Pakar Kesehatan sekaligus Dokter Relawan Covid-19, dr. Muhamad Fajri Adda'i memastikan bahwa kabar tersebut adalah hoaks atau tidak benar. Sebab, hingga saat ini belum ada satupun hasil penelitian yang sudah dipublikasikan mengenai vaksin nusantara.

"Belum ada satupun hasil penelitian yang sudah direview dan dipublikasi mengenai keamanan, efektivitas, dan penggunaan vaksin nusantara," kata dr Fajri yang diunggah dalam Instagramnya, dilansur Senin (20/9/2021).

Lebih lanjut, dr Fajri mengatakan bahwa dalam uji klinis, vaksin nusantara masih sangat terbatas. Teknologi yang digunakan oleh vaksin nusantara ini dipelopori oleh pabrik bioteknologi Amerika Serikat yaitu Aivita. Perusahaan tersebut selama ini mengembangkan teknologi sel dendritik untuk kanker.
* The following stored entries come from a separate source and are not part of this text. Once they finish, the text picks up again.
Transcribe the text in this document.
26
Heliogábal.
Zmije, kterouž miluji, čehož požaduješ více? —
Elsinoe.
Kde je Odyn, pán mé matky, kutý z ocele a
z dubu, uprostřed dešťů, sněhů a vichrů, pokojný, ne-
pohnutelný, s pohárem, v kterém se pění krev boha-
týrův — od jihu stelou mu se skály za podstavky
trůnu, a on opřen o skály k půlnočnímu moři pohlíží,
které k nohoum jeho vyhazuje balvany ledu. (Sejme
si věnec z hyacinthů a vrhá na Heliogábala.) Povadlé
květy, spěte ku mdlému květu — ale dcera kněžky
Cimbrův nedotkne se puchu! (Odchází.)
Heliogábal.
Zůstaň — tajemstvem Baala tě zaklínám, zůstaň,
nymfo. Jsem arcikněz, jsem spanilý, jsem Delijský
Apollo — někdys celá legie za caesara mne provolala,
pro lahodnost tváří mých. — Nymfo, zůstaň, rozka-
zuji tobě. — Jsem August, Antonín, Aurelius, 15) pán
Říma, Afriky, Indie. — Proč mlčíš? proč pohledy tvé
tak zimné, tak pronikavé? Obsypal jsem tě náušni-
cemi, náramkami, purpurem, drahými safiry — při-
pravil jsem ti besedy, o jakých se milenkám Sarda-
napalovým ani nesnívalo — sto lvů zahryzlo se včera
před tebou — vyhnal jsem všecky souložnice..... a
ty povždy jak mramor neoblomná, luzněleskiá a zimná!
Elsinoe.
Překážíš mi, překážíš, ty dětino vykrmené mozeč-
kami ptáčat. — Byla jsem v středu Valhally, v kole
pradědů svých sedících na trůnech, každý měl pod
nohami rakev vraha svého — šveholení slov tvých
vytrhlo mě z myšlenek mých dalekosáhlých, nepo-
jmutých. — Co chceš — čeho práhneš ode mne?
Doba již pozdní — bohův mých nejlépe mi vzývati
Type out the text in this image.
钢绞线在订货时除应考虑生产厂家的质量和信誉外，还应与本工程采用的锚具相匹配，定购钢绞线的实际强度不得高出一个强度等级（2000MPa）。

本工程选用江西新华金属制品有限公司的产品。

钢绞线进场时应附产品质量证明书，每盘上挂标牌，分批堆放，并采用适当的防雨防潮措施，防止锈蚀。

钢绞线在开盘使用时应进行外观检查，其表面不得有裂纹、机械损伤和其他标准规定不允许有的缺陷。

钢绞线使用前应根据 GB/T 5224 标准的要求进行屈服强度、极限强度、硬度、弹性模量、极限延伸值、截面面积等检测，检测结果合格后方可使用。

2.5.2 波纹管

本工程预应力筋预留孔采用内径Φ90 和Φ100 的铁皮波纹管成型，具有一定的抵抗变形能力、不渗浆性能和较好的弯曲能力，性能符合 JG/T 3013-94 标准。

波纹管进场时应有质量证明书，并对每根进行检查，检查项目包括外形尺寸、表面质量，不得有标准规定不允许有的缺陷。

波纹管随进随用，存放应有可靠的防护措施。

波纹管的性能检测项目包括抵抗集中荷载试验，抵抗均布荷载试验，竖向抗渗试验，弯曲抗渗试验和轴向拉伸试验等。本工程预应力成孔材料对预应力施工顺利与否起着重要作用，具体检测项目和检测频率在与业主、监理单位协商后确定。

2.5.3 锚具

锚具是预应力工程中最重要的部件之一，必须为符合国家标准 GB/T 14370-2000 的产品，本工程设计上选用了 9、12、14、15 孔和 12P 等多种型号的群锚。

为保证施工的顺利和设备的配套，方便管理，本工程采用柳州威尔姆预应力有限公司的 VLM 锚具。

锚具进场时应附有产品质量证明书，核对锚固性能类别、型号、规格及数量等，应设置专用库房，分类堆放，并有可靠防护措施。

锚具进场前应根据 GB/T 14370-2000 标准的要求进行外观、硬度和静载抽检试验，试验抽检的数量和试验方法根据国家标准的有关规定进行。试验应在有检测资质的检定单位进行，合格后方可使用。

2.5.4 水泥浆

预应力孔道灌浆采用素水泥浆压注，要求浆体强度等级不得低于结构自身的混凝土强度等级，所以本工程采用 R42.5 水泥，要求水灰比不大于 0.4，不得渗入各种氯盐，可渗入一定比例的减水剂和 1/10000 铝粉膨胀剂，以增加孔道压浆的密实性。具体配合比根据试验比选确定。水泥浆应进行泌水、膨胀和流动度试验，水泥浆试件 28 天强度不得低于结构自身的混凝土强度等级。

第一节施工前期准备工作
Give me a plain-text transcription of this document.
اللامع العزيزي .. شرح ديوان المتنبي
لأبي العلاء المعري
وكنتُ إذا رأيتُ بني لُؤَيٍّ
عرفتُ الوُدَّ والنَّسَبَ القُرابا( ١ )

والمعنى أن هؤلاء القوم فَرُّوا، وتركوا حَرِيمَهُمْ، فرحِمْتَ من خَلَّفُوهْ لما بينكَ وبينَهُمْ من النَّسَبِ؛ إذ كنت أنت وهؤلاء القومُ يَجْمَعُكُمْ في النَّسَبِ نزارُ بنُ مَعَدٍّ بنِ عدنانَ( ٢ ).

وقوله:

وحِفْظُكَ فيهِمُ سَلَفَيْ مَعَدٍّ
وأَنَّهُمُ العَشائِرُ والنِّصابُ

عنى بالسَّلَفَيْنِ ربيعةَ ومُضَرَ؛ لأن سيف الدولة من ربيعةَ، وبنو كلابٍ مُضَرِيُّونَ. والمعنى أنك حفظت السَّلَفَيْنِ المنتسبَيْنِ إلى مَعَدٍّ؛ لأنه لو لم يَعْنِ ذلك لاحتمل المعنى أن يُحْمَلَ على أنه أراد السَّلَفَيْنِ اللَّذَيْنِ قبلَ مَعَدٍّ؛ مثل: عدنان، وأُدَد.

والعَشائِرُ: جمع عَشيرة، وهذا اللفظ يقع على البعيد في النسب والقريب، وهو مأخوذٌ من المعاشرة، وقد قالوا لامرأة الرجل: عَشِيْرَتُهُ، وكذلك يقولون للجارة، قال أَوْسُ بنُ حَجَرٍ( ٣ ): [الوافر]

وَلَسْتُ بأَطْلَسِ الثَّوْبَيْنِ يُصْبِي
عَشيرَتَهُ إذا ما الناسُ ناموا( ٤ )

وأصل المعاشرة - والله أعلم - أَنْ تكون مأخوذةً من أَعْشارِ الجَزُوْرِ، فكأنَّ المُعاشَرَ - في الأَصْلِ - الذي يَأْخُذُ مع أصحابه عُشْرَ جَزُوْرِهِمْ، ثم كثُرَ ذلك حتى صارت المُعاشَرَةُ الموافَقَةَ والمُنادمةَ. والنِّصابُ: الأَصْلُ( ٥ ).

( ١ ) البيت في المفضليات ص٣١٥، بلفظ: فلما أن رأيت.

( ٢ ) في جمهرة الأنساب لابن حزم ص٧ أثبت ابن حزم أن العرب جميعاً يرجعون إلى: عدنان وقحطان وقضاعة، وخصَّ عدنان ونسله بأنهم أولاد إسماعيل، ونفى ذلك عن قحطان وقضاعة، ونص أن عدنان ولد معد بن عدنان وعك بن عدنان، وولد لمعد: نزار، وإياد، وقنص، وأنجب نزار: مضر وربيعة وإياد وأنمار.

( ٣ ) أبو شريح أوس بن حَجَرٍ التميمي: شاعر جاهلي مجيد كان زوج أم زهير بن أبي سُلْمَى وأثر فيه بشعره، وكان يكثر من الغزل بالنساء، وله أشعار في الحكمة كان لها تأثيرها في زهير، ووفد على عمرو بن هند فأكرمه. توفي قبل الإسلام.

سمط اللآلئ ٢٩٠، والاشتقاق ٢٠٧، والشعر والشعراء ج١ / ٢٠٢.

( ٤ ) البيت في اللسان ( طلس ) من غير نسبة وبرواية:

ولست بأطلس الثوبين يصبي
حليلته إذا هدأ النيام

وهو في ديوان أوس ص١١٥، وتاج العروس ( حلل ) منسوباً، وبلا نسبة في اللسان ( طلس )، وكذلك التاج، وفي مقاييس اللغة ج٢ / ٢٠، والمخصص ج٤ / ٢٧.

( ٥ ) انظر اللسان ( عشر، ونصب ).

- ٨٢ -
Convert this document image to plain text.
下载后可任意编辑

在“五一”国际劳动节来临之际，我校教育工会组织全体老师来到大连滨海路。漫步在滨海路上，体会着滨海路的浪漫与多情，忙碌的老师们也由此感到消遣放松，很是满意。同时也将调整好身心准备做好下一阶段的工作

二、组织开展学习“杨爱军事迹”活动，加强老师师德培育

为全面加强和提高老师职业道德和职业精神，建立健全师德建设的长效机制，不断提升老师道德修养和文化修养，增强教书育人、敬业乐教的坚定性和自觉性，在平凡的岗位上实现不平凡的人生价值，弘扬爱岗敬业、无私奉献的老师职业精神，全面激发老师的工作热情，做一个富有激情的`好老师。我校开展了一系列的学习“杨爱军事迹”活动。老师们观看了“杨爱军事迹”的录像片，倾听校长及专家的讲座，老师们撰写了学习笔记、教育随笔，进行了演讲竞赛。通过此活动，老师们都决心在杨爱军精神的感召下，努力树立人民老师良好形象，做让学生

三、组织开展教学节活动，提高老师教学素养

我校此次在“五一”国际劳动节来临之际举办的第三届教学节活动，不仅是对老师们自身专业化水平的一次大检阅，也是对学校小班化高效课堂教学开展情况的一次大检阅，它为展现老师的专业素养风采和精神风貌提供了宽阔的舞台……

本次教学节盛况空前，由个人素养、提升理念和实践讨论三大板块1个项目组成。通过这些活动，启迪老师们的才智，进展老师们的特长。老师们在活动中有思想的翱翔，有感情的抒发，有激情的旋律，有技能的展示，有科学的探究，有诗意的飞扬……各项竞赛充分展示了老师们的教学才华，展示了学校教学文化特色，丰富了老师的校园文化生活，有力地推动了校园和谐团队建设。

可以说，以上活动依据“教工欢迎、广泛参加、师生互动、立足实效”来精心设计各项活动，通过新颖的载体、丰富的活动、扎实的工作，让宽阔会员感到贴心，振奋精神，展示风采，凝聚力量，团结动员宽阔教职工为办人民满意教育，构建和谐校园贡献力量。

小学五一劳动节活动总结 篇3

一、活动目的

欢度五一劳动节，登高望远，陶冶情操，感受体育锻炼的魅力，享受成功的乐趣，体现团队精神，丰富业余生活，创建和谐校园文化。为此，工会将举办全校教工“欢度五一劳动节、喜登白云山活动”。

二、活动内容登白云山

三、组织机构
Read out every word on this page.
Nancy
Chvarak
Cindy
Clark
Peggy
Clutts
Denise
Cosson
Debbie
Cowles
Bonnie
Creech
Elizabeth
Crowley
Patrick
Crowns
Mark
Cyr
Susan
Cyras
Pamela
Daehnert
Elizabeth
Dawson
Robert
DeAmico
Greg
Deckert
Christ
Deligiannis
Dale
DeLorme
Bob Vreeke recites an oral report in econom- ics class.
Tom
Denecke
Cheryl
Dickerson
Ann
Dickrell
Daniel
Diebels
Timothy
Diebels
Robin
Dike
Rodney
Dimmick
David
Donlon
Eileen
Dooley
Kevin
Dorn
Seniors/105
Meskipun demikian, hipotesis mengenai sel dendritik ini berpotensial sebagai strategi terapi pada infeksi Covid-19. Terkait dengan hasil uji klinis vaksin Nusantara, menyebut bahwa hasil uji klinis fase pertama di Jawa selama Desember 2020 didapatkan 70 persen dari 28 partisipan mengalami efek samping seperti hipernatremia, peningkatan ureum, dan kolesterol. Selain itu ditemukan pula adanya masalah di praktik laboratorium dan data yang tidak konsisten sehingga Badan Pengawas Obat dan Makanan (BPOM) tidak menyetujui dilanjutkannya uji klinik fase 2.

Dr Fajri mengatakan, suatu vaksin dapat dinyatakan ampuh dan aman hanya setelah lolos dari uji klinis fase 3. Sementara vaksin Nusantara belum lolos tahapan tersebut. Selain itu, suatu vaksin tidak dapat dinyatakan ampuh dan aman hanya karena teori, dugaan, hipotesis maupun testimoni dari pihak-pihak tertentu.